Advanced RAG
Andrew Ng and Team offer a variety of short courses at Deeplearning.AI , one of which is focused on ways to improve the semantic search component of RAG. The default approach is to search for semantically similar vectors to the user query within a vector database. The course discusses the limitations of this approach and explores several sophisticated techniques to enhance the semantic search of a query within a vector database.
The following are some of the main points mentioned in the course:
- Text Splitting Based on Embedding Model
- It is important to split the text based on the embedding model used in the application.
- If the embedding model has a smaller context window than the chunk size, there will be a loss of information.
- Hence, it is better to apply a further split on chunks so that the resultant chunks have a context window suitable for the embedding model.
- RAG Prompts
- RAG prompts show that an LLM can reply based only on the information supplied, eliminating the scope for hallucination.
- This uses the LLM’s capability to generate text based on the specific context provided.
- Visualization of Embedding Space
- Visualize the projection of the embedding space and overlay the projection of the query and responses.
- This provides insight into the various neighbors picked up for the query embedding.
- Semantic Search Challenges
- Simple semantic search has limitations because the embedding space lacks knowledge of the specific query.
- There is a scope for noisy answers, and unrelated queries can still yield results.
- Distractor-Free RAGs
- RAGs must be made distractor-free, meaning results should not contain irrelevant content.
- Query Expansion
- Query expansion with a generated query: Ask the LLM to generate a hypothetical answer and use this to retrieve similar chunks.
- Query expansion with multiple queries: Generate new queries related to the original and use them for retrieval.
- Cross-Encoder Reranking
- Re-ranking helps rank results in the context of the query.

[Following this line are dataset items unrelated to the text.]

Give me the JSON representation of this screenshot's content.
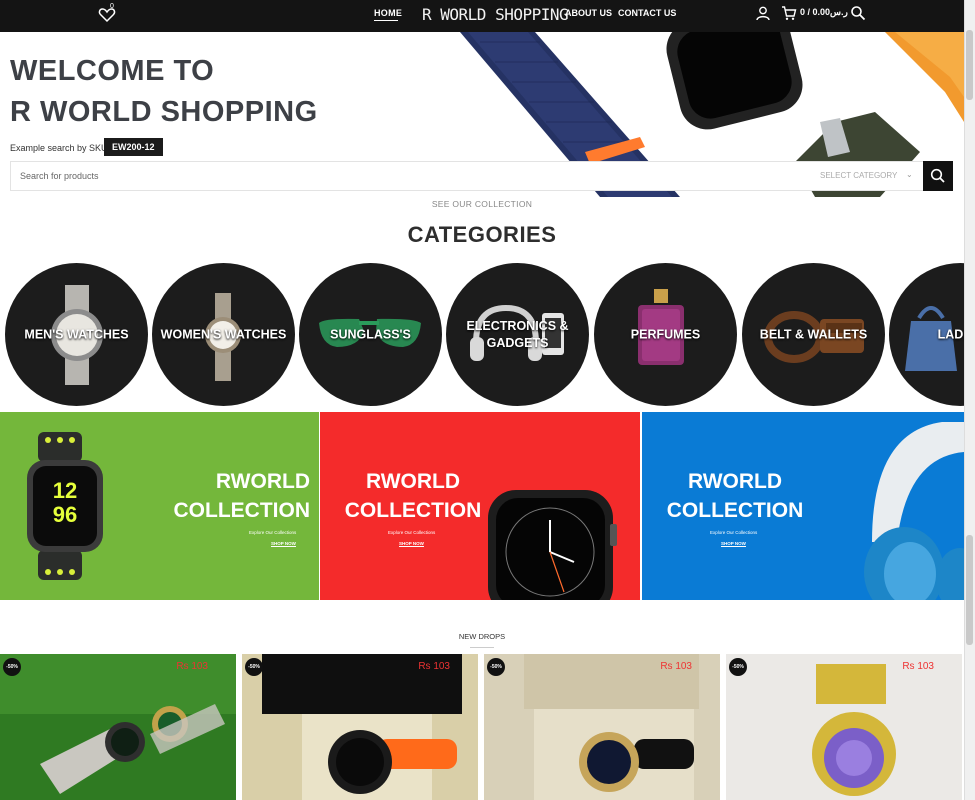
{
  "header": {
    "wishlist_count": "0",
    "nav": {
      "home": "HOME",
      "about": "ABOUT US",
      "contact": "CONTACT US"
    },
    "logo": "R WORLD SHOPPING",
    "cart_total": "0 / 0.00ر.س"
  },
  "hero": {
    "title_line1": "WELCOME TO",
    "title_line2": "R WORLD SHOPPING",
    "sku_label": "Example search by SKU:",
    "sku_value": "EW200-12",
    "search_placeholder": "Search for products",
    "category_select": "SELECT CATEGORY",
    "see_collection": "SEE OUR COLLECTION"
  },
  "categories": {
    "heading": "CATEGORIES",
    "items": [
      "MEN'S WATCHES",
      "WOMEN'S WATCHES",
      "SUNGLASS'S",
      "ELECTRONICS & GADGETS",
      "PERFUMES",
      "BELT & WALLETS",
      "LADIES"
    ]
  },
  "banners": [
    {
      "line1": "RWORLD",
      "line2": "COLLECTION",
      "sub": "Explore Our Collections",
      "link": "SHOP NOW",
      "color": "#74b73b"
    },
    {
      "line1": "RWORLD",
      "line2": "COLLECTION",
      "sub": "Explore Our Collections",
      "link": "SHOP NOW",
      "color": "#f42b2b"
    },
    {
      "line1": "RWORLD",
      "line2": "COLLECTION",
      "sub": "Explore Our Collections",
      "link": "SHOP NOW",
      "color": "#0a7bd5"
    }
  ],
  "new_drops": "NEW DROPS",
  "products": [
    {
      "discount": "-50%",
      "price": "Rs 103"
    },
    {
      "discount": "-50%",
      "price": "Rs 103"
    },
    {
      "discount": "-50%",
      "price": "Rs 103"
    },
    {
      "discount": "-50%",
      "price": "Rs 103"
    }
  ]
}
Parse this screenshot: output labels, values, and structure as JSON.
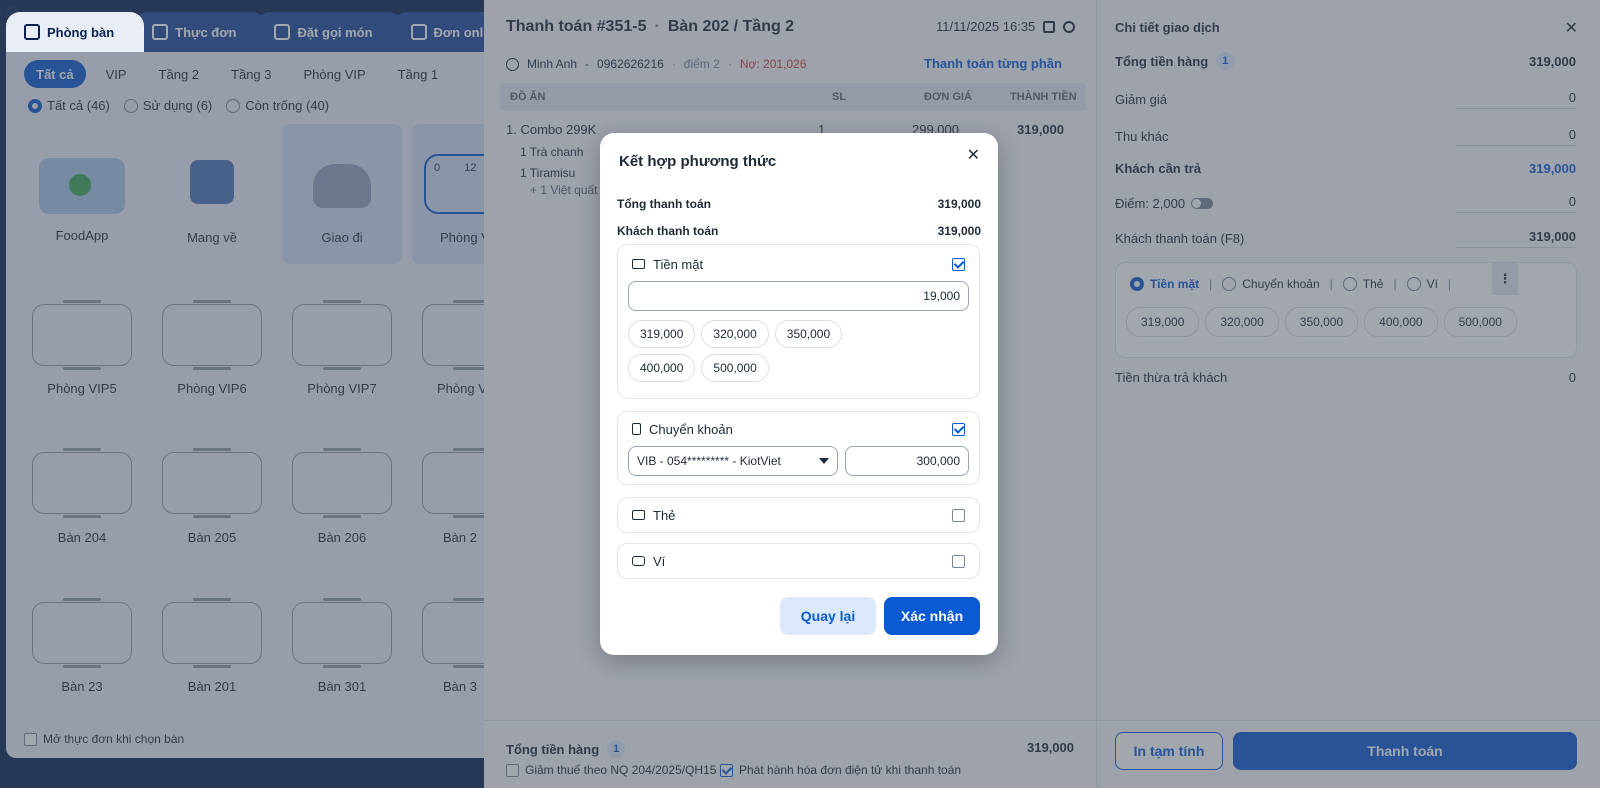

- Rerank results from the vector database, focusing on the top results and diversity.
- Bi-encoders and cross-encoders are used for processing and classification.
- Combining Techniques
- Combine Query Expansion and Cross-encoder Reranking to enhance semantic search results.
- Embedding Adaptors
- Alter the query embedding to improve results.
- Use user feedback to train models and make annotated datasets.
- Use a lightweight model to transform query embeddings into more relevant ones.
- Utilize an LLM for data labeling.
- Other Techniques
- Fine-tune the embedding model.
- RA-DIT: Retrieval-Augmented Dual Instruction Tuning
- InstructRetro: Instruction Tuning post Retrieval-Augmented Pretraining
- Implement deep embedding adaptors, deep relevance modeling, and deep chunking.